A massive winter storm that inundated large swaths of the United States over the weekend has now resulted in more than 30 deaths across the country, including one man who was found dead with a shovel still in his hand.
The Verona Police Department in New Jersey announced Monday that an unidentified 67-year-old man has died, after he was found unresponsive with a snow shovel in his hand.
Fatalities from Winter Storm Fern have also been reported in states spanning from Texas all the way to Massachusetts. The treacherous weather began pounding parts of the South and the Plains on Friday, bringing ice, freezing rain and snow, before the storm spread eastward through Sunday night.
More than 525,000 people across the country were still without power as day broke on Tuesday in the east, with more than 100,000 customers out in Tennessee, Mississippi and Louisiana, each, according to PowerOutage.us.
They now face brutal cold temperatures with record lows forthcoming in several southern states.
That bitter cold is now expected to last throughout the week before another winter storm could hit the east coast.
‘Dangerous wind chills as low as -50°F will persist, and much below-normal temperatures may continue into early February,’ the National Weather Service wrote on X.
‘Potential is increasing for another significant winter storm to impact the eastern United States this coming weekend.’
The warning comes as states across the country are already struggling to shovel out.
In Pittsburgh, Pennsylvania, officials were forced on Monday to declare a state of emergency after 37 of its snowplows broke overnight, representing a large swath of the city’s 95-snowplow fleet.
The heavy snow fall has made shoveling conditions difficult, resulting in some of the fatalities across the country, while others died of hypothermia and in sledding-related accidents.
In New York City, Mayor Zohran Mamdani’s office said at least eight people were found dead outside as temperatures plunged between Saturday and Monday morning, though the cause of their deaths remained under investigation.
In Emporia, Kansas, police searching with bloodhounds found Rebecca Rauber, a 28-year-old teacher, dead and covered in snow. Police said she had was last seen leaving a bar without her coat and phone.
Police said snowplows backed into two people who died in Norwood, Massachusetts, and Dayton, Ohio. And authorities said two teenagers, one in Arkansas and another in Texas, were killed in sledding accidents.

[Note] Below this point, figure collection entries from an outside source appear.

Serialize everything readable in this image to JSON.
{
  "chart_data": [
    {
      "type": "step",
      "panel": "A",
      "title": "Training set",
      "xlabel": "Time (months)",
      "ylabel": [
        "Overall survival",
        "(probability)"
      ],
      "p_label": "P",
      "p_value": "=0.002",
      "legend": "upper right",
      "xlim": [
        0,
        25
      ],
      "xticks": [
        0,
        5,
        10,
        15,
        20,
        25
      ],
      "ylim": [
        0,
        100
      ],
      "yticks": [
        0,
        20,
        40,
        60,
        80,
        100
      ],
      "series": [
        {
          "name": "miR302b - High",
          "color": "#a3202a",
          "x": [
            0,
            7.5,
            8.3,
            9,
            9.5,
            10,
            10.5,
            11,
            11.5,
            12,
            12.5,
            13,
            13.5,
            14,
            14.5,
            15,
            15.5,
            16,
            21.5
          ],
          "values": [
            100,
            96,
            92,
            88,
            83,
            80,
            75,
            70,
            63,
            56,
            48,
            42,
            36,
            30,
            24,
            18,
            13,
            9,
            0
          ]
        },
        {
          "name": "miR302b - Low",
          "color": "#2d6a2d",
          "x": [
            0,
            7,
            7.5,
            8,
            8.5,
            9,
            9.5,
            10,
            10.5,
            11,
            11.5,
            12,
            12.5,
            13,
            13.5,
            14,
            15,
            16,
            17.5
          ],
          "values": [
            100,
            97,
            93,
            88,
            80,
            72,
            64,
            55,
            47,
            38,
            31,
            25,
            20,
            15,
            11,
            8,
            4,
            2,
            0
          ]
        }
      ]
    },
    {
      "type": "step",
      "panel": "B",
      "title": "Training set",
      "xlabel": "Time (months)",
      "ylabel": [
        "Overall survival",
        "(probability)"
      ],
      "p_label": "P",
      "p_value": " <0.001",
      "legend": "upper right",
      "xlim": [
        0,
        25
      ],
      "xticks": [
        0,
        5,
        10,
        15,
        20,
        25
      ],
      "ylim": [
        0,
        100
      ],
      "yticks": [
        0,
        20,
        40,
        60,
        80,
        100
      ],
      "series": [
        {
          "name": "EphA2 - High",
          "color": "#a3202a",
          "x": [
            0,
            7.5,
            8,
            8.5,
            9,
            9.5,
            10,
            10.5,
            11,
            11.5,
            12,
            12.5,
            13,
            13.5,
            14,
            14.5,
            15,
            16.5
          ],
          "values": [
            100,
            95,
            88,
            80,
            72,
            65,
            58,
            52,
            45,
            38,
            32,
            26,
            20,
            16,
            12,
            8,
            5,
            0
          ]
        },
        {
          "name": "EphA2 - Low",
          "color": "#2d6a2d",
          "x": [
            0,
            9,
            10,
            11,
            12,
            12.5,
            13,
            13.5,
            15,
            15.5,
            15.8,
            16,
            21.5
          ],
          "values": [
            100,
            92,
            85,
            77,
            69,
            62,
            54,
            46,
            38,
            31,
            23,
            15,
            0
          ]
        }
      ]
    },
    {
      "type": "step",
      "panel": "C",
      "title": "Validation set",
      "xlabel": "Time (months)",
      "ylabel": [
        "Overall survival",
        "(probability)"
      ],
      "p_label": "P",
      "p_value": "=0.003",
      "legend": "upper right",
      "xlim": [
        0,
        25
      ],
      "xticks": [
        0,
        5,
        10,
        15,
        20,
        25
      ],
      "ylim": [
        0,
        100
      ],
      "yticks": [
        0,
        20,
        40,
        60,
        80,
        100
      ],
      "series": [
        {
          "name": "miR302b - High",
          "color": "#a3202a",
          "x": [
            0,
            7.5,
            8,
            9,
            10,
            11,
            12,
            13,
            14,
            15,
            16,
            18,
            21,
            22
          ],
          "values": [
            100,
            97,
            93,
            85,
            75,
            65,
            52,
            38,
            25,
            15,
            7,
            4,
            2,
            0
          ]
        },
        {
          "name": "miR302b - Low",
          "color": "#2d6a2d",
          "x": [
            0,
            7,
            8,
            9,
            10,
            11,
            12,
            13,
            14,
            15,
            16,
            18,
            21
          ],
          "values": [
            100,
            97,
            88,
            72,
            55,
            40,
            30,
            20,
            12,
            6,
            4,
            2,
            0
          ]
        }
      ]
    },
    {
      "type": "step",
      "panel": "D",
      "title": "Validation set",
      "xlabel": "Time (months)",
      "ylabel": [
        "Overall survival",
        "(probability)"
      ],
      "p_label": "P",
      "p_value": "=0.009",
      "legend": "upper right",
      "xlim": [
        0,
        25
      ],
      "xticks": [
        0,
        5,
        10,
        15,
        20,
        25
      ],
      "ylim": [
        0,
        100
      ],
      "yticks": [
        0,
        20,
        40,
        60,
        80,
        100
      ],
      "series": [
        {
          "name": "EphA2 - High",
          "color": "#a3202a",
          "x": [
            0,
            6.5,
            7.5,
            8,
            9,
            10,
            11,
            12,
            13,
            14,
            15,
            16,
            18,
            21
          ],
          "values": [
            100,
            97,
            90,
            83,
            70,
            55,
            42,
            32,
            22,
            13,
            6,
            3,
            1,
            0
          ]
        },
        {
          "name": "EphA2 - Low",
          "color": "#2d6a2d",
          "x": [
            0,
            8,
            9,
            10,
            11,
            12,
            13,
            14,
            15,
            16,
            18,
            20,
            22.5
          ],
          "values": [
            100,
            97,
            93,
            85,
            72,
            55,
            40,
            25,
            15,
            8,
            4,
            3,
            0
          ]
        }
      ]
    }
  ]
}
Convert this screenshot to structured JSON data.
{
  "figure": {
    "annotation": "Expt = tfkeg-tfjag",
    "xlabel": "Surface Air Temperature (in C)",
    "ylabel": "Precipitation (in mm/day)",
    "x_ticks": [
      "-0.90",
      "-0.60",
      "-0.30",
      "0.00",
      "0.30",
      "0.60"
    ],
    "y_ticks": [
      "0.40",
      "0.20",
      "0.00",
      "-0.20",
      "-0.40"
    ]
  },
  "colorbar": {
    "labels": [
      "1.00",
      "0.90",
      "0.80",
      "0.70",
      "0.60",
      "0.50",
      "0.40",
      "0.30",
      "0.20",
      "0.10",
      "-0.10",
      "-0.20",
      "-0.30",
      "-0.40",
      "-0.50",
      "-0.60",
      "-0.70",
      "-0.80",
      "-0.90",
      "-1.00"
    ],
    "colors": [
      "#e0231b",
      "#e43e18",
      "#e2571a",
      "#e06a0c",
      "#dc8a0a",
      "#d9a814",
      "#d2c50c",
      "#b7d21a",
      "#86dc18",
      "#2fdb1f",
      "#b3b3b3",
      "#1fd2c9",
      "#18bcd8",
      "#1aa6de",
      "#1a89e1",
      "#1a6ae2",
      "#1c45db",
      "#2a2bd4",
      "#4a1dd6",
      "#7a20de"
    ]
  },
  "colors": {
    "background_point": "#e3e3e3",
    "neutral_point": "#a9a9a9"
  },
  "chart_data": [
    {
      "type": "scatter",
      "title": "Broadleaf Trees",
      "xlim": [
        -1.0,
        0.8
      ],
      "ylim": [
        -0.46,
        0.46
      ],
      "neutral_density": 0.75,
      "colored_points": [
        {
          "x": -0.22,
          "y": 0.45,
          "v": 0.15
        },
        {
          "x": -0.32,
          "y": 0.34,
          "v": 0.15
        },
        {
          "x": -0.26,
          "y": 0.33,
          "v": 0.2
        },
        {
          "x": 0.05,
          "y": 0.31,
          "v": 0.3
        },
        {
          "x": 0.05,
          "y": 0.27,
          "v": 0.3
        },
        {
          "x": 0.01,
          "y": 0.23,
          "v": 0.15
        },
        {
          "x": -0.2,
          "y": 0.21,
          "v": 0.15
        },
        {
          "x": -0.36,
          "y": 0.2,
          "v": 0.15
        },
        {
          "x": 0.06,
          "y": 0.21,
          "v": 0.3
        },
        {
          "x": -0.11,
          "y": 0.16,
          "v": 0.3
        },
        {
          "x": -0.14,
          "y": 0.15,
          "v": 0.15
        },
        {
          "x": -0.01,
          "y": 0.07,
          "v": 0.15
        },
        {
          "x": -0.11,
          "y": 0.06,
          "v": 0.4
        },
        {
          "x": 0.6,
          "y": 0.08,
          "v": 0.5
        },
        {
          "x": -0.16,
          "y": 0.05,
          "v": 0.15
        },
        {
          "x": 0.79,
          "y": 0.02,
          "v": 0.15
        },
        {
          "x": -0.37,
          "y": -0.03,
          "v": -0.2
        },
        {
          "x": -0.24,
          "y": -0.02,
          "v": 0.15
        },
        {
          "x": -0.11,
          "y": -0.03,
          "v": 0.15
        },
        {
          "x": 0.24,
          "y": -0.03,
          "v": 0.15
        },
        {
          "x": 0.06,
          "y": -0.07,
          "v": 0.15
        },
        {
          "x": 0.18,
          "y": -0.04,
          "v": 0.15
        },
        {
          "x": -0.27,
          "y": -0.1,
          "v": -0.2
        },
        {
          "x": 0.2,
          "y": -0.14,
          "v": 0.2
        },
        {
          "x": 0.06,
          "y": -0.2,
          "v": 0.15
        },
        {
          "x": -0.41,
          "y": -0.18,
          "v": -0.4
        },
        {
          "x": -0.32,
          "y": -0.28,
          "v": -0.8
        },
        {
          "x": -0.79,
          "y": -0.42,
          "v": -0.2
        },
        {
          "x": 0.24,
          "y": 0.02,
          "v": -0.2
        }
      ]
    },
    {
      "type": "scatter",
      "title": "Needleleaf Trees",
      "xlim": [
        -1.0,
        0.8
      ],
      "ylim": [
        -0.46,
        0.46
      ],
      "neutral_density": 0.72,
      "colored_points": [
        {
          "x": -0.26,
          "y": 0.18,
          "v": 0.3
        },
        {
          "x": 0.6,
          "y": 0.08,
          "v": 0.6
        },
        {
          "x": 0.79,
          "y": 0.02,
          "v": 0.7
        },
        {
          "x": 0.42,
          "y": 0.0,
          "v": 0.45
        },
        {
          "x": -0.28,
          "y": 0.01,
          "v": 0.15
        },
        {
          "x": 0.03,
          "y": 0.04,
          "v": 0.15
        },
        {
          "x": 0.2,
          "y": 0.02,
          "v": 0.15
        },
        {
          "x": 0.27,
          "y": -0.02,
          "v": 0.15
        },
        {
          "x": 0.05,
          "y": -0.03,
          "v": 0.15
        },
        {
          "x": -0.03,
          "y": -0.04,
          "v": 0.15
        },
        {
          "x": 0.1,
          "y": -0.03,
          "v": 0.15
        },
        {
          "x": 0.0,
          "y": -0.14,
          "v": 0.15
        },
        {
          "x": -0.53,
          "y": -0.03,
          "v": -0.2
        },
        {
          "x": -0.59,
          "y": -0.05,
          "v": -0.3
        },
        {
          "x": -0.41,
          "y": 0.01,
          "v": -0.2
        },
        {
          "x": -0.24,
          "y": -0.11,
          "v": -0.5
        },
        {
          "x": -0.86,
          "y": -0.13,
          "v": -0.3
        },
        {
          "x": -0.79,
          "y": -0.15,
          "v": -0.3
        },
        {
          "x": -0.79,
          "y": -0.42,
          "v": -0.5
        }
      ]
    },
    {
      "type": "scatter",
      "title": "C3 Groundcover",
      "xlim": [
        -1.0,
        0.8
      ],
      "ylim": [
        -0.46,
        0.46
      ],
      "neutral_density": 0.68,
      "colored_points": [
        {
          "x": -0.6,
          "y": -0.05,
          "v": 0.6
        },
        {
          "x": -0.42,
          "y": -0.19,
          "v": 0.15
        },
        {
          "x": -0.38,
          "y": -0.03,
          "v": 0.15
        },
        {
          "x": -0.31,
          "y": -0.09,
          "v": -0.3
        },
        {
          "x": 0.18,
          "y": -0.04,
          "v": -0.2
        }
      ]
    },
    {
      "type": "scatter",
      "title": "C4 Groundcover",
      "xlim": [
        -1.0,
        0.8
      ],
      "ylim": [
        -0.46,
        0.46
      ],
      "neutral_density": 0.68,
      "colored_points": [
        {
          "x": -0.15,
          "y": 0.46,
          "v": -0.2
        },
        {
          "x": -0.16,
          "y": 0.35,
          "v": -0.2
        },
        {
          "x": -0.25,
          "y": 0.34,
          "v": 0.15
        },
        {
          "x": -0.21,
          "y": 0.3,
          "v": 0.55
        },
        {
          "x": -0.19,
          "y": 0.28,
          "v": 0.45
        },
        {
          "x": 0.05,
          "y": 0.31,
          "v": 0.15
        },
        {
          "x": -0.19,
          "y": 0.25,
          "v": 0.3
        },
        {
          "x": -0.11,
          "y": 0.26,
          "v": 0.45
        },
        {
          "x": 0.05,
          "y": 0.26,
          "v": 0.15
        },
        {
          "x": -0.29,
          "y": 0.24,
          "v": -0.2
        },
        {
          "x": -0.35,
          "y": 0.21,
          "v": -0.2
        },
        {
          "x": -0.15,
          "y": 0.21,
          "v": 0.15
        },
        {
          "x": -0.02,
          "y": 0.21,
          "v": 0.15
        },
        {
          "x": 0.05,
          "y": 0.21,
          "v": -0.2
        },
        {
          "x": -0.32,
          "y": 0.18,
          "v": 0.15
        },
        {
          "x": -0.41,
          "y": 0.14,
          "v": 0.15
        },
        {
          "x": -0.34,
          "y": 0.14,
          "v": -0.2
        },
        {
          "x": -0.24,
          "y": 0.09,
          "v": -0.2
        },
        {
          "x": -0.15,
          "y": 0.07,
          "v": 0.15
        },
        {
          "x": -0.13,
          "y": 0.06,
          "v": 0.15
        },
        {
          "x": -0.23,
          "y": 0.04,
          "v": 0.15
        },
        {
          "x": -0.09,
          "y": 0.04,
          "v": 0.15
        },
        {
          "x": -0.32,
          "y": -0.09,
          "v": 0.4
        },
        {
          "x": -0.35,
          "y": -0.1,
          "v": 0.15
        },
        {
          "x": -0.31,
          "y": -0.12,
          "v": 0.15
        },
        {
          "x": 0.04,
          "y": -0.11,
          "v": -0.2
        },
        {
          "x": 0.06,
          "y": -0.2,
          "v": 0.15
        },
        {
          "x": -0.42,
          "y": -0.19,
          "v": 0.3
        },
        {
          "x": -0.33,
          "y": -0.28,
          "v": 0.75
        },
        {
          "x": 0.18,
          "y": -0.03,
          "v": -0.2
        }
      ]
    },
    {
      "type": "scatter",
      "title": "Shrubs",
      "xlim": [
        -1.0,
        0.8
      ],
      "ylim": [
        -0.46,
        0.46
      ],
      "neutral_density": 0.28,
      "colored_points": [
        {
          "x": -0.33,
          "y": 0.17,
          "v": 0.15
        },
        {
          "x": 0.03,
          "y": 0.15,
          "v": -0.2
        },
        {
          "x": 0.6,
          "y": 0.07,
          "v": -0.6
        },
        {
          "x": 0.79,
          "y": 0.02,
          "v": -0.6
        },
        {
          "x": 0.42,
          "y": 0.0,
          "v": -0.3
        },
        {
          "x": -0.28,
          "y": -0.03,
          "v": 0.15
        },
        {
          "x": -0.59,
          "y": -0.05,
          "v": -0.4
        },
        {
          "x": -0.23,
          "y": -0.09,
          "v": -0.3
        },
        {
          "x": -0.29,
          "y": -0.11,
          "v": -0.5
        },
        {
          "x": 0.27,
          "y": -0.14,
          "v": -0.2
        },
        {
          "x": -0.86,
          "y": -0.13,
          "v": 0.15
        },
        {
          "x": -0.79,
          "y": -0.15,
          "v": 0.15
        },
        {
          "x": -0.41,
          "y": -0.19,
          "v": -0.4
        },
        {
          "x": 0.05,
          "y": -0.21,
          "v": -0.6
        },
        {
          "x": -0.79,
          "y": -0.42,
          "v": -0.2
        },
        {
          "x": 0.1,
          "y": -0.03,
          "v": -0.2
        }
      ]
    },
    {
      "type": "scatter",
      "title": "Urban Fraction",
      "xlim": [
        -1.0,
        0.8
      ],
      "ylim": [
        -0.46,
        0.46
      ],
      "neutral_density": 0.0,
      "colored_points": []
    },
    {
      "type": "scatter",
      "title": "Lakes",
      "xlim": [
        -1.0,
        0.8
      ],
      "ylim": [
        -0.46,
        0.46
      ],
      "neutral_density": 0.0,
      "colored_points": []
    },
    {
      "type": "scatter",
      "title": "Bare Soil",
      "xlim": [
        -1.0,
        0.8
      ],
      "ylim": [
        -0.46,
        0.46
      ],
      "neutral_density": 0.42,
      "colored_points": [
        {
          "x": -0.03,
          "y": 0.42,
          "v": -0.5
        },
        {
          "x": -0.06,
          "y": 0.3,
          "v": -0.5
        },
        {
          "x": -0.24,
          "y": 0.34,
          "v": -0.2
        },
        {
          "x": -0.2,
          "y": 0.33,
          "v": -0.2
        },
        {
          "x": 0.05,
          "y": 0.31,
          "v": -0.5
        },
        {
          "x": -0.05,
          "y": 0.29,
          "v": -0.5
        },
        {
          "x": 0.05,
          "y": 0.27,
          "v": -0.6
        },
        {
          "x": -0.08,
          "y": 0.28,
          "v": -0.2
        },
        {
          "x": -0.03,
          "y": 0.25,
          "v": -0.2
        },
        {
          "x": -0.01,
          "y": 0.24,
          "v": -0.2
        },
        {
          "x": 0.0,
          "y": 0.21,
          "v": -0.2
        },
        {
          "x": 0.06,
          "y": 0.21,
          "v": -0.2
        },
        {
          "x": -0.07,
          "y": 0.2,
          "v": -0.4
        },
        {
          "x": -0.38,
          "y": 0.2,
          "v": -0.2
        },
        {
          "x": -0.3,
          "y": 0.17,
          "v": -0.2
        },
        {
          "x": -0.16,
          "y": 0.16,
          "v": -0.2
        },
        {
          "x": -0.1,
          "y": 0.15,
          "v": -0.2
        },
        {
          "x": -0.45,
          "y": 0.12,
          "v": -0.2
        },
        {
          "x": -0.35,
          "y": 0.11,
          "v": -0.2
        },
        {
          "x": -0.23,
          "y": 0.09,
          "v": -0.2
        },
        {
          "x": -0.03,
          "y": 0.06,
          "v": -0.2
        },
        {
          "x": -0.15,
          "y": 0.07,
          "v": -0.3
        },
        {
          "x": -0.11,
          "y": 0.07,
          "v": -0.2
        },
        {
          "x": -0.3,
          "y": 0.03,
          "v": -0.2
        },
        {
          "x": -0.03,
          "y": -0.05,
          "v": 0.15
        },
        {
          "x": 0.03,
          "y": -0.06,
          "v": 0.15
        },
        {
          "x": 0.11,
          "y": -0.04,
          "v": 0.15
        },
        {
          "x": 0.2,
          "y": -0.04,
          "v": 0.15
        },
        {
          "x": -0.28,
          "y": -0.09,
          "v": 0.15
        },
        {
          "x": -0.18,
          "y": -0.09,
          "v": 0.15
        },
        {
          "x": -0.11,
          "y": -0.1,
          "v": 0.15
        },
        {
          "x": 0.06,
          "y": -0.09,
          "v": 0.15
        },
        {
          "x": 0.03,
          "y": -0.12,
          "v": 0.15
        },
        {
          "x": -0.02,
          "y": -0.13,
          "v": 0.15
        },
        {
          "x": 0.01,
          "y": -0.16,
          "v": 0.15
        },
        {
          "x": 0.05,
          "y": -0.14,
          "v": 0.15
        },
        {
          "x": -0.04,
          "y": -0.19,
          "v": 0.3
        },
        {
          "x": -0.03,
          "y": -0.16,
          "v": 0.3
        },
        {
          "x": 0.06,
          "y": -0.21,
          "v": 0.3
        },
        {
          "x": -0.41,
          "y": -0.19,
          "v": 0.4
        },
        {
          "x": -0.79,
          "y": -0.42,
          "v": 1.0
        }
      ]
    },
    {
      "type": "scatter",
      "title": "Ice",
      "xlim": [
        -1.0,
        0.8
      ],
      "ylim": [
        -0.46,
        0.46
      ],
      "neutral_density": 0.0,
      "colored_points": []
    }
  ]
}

The body of a missing University of Michigan student, identified as 19-year-old Lucas Mattson, was also recovered on Saturday.
He was last seen at around 1am local time on Friday walking alone ‘without a coat,’ , the Ann Arbor Police Department announced.
Meanwhile, in Mississippi, Timothy Steele, 66, died when an ice-laden tree limb fell through the roof of his mobile home, and in Louisiana 86-year-old Alvin Mayweather was found dead in his home along with at least one of his pets.
The father-of-two died of carbon monoxide poisoning, with authorities saying it is likely he kept his generator too close to his home, KSLA reports.